When the fire starts, I am already running for the exit.
I have always been running for the exit.
One foot lifted, one arm outstretched.
Frozen mid-stride, but never still.
I run because that is what I am made to do.
I run because somebody must show the way.
When the fire starts, the world is thrown into sharp relief.
Everything unnecessary falls away.
The noise, the panic, the heat – nothing touches me.
I know my purpose.
I know what I have to do.
I have worked in this theatre since it opened its doors.
But I am not an actor or an usher or a stagehand.
I will never receive applause or accolades or awards.
My job is still important.
My job is to keep people safe.
When the fire starts, my work begins – and in a way, it also ends.
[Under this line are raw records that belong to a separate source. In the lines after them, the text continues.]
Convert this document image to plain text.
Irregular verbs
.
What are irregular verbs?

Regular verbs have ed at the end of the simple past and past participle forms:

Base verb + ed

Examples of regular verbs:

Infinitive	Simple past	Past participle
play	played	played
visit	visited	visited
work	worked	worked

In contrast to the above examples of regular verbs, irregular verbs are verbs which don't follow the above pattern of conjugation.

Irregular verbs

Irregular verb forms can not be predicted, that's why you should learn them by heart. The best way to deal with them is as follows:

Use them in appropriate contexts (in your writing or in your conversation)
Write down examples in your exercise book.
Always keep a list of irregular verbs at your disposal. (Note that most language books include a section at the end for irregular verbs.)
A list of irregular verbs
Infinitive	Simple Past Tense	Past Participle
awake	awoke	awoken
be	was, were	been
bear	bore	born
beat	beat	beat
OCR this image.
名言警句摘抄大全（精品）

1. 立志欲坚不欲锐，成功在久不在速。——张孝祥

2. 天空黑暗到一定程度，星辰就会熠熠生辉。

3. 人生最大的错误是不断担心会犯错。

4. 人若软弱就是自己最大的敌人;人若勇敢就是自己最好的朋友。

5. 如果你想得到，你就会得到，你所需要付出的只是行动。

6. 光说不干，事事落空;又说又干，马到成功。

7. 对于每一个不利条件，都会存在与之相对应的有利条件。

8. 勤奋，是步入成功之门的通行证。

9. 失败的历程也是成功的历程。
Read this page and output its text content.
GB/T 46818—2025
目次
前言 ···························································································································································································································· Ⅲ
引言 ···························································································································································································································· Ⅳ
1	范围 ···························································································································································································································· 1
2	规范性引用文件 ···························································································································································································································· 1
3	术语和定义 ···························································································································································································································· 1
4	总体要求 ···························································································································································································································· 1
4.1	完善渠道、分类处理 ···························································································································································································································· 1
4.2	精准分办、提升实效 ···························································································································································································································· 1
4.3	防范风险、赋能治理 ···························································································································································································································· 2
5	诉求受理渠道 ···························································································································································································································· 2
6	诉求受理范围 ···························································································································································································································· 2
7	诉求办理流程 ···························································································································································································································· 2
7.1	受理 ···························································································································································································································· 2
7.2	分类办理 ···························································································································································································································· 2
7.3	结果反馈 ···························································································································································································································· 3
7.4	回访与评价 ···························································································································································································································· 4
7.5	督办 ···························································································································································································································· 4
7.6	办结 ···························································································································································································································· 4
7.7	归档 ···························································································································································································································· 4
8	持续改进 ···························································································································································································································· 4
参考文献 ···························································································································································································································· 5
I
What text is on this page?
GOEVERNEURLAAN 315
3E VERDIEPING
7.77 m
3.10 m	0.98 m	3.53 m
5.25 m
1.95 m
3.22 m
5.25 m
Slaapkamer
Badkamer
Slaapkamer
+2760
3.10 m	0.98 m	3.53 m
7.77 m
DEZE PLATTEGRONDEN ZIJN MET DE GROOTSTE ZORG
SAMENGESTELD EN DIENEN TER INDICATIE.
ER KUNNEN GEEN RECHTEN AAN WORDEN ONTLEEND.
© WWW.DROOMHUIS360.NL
Not because I leave, but because they do.
For years they have walked past me, hardly noticed me, barely seen me.
But today, they look up.
Today, they follow.
Today, I can do my job.
When the fire starts, they run beneath me.
Rushing through the doors.
Rushing towards safety and freedom.
I do not know how the fire started, or where it is burning, or how it will end.
I only know that inside is danger, outside is safety, and I am the line between them.
When the fire starts, they leave their bags behind. Their coats. Their tickets.
Some forget their composure. Some forget their manners.
But nobody forgets me.
They hear me, though I have no voice.
They know me, though I have no face.
They trust me, though I have no name.
“This way”, I cry, without words.
And they follow.
When the fire starts, I know I will never leave.
People carry each other – their friends, their colleagues, the stranger sat next to them.
But nobody carries me.
Nobody takes down the sign above the door.
But I do not need to be carried.
I do not need to be saved.
When the fire starts, I will keep running.
Running above their heads.
Running across the doorway.
Running in every darkened hall.
I will always be running for the exit, because somebody must.
I will always be running for the exit, even if I know I can never reach it.
I will always be running for the exit, because that is how I show you the way.
Hopefully it’s clear that this isn’t a story about a person, but about the “running man” who appears on emergency exit signs around the world. It’s an icon that was first devised by Japanese graphic designer Yukio Ota in 1970 and adopted as an international symbol in 1985.
I was sitting in the theatre on Friday evening, waiting for the second half to start, and my eye was drawn to the emergency exit signs. It struck me that there’s a certain sort of tragedy to the running man – although he guides people to the exit, in a real fire his sign will be burnt to a crisp. I wrote the first draft on the train home, and I finished it today.
I found the “when the fire starts” line almost immediately, but the early drafts were more vague about the protagonist. I thought it would be fun to be quite mysterious, to make it a shocking realisation that they’re actually a pictogram. I realised it was too subtle – I don’t think you’d necessarily work out who I was talking about. I rewrote it so you get the “twist” much earlier, and I think the concept still works.
Another change in the second draft was the line breaks. I use semantic linebreaks in my source code, but they get removed in the rendered site. A paragraph gets compressed into a single line. That’s fine for most prose, but I realised I was losing something in this short story. Leaning into the line breaks highlights the repetition and the structure of the words, so I put them back. It gives the story an almost poetic quality.
I’ve always been able to find stories in the everyday and the mundane – a pencil is a rocket ship, a plate is a building, a sock is a cave. The only surprising thing about this idea is that it’s taken me this long to turn the running man into a character in one of my stories.
I really enjoyed writing this, so maybe you’ll see more short stories in the future. I have a lot of ideas, but not much experience turning them into written prose. Watch this space!